Sure, i will try to reproduce it and contact you then.

ToMadoRe commented 10 years ago

I think I know one reason for our problem. Looking at the picture below, one can see that the chest camera doesn't see the obstacle anymore and so it probably doesn't update the according costmap. A reason can be that the robot can't stop immediately, but moves on a bit until it eventually stops. Thus, if a person jumps quickly in front of the robot, this problem can happen. It could be improved if the chest cam mount is tilted a bit more. But even then, this problem could occur I think. Also, if we mount the cam steeper, we risk that the robot gets too close to a (high) table or a stairway in our case (also shown in the picture) and can't find a path any more.

photo2

test

nilsbore commented 10 years ago

I think you should tilt it a bit more, that's at least the better option in this situation. Where are the laser scan obstacles in the map? It seems strange that just those four parts are left. It would be cool if you could try this out to see if the map will be cleare out completely when it fails like this:

nilsbore commented 10 years ago

I had a brief look at this and it seems like the costmap is cleared outside or within(not entirely clear) a circle with default radius 3.0 m. This radius can be changed with the conservative_reset_dist parameter of move_base. It would be cool to see what happen if we set this parameter to 0.0, hopefully the whole map will clear.

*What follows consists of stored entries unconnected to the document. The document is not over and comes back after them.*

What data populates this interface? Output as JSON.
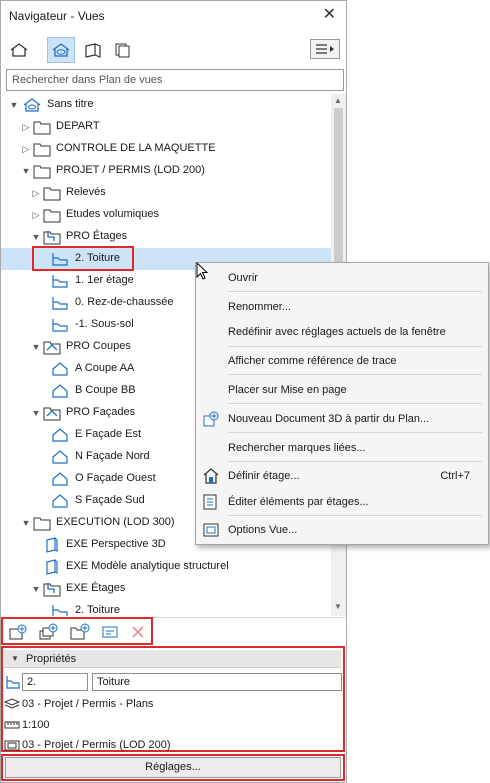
{
  "window": {
    "title": "Navigateur - Vues",
    "close_glyph": "✕"
  },
  "search": {
    "placeholder": "Rechercher dans Plan de vues"
  },
  "tree": [
    {
      "label": "Sans titre"
    },
    {
      "label": "DEPART"
    },
    {
      "label": "CONTROLE DE LA MAQUETTE"
    },
    {
      "label": "PROJET / PERMIS (LOD 200)"
    },
    {
      "label": "Relevés"
    },
    {
      "label": "Etudes volumiques"
    },
    {
      "label": "PRO Étages"
    },
    {
      "label": "2. Toiture"
    },
    {
      "label": "1. 1er étage"
    },
    {
      "label": "0. Rez-de-chaussée"
    },
    {
      "label": "-1. Sous-sol"
    },
    {
      "label": "PRO Coupes"
    },
    {
      "label": "A Coupe AA"
    },
    {
      "label": "B Coupe BB"
    },
    {
      "label": "PRO Façades"
    },
    {
      "label": "E Façade Est"
    },
    {
      "label": "N Façade Nord"
    },
    {
      "label": "O Façade Ouest"
    },
    {
      "label": "S Façade Sud"
    },
    {
      "label": "EXECUTION (LOD 300)"
    },
    {
      "label": "EXE Perspective 3D"
    },
    {
      "label": "EXE Modèle analytique structurel"
    },
    {
      "label": "EXE Étages"
    },
    {
      "label": "2. Toiture"
    }
  ],
  "properties": {
    "header": "Propriétés",
    "id_value": "2.",
    "name_value": "Toiture",
    "layer_combination": "03 - Projet / Permis - Plans",
    "scale": "1:100",
    "model_view": "03 - Projet / Permis (LOD 200)",
    "settings_button": "Réglages..."
  },
  "context_menu": {
    "open": "Ouvrir",
    "rename": "Renommer...",
    "redefine": "Redéfinir avec réglages actuels de la fenêtre",
    "show_as_trace": "Afficher comme référence de trace",
    "place_on_layout": "Placer sur Mise en page",
    "new_3d_doc": "Nouveau Document 3D à partir du Plan...",
    "find_markers": "Rechercher marques liées...",
    "define_story": "Définir étage...",
    "define_story_shortcut": "Ctrl+7",
    "edit_by_stories": "Éditer éléments par étages...",
    "view_options": "Options Vue..."
  },
  "colors": {
    "accent": "#1e6fc4",
    "highlight": "#e0282b",
    "selection": "#cde3f7"
  }
}
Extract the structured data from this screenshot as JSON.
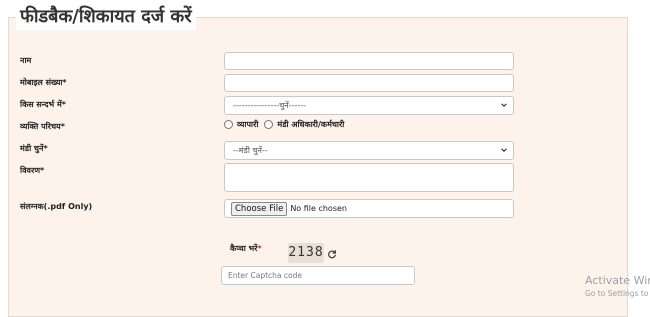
{
  "form": {
    "title": "फीडबैक/शिकायत दर्ज करें",
    "fields": {
      "name_label": "नाम",
      "mobile_label": "मोबाइल संख्या*",
      "context_label": "किस सन्दर्भ में*",
      "context_value": "----------------चुनें------",
      "person_type_label": "व्यक्ति परिचय*",
      "person_option_1": "व्यापारी",
      "person_option_2": "मंडी अधिकारी/कर्मचारी",
      "mandi_label": "मंडी चुनें*",
      "mandi_value": "--मंडी चुनें--",
      "description_label": "विवरण*",
      "attachment_label": "संलग्नक(.pdf Only)",
      "choose_file": "Choose File",
      "no_file": "No file chosen"
    },
    "captcha": {
      "label": "कैप्चा भरें",
      "required_mark": "*",
      "code": "2138",
      "placeholder": "Enter Captcha code"
    }
  },
  "watermark": {
    "line1": "Activate Wind",
    "line2": "Go to Settings to a"
  },
  "icons": {
    "select_arrow": "chevron-down-icon",
    "refresh": "refresh-icon"
  }
}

nilsbore commented 10 years ago

So in launch/move_base_3d.launch put:

`

    <remap from="/move_base/local_costmap/voxel_grid" to="/voxel_grid"/>
    <param name="conservative_reset_dist" value="0.0" />`

The last line is the proposed change.

ToMadoRe commented 10 years ago

Haven't had any problems so far. Your suggestion seems to work. Thanks :)

nilsbore commented 10 years ago

Cool, please let me know as soon as it fails again.

nilsbore commented 10 years ago

If this solves the problems I think we should merge it before the marathon.

nilsbore commented 9 years ago

Again, more of a general discussion thread that is out-of-date. @marc-hanheide Close?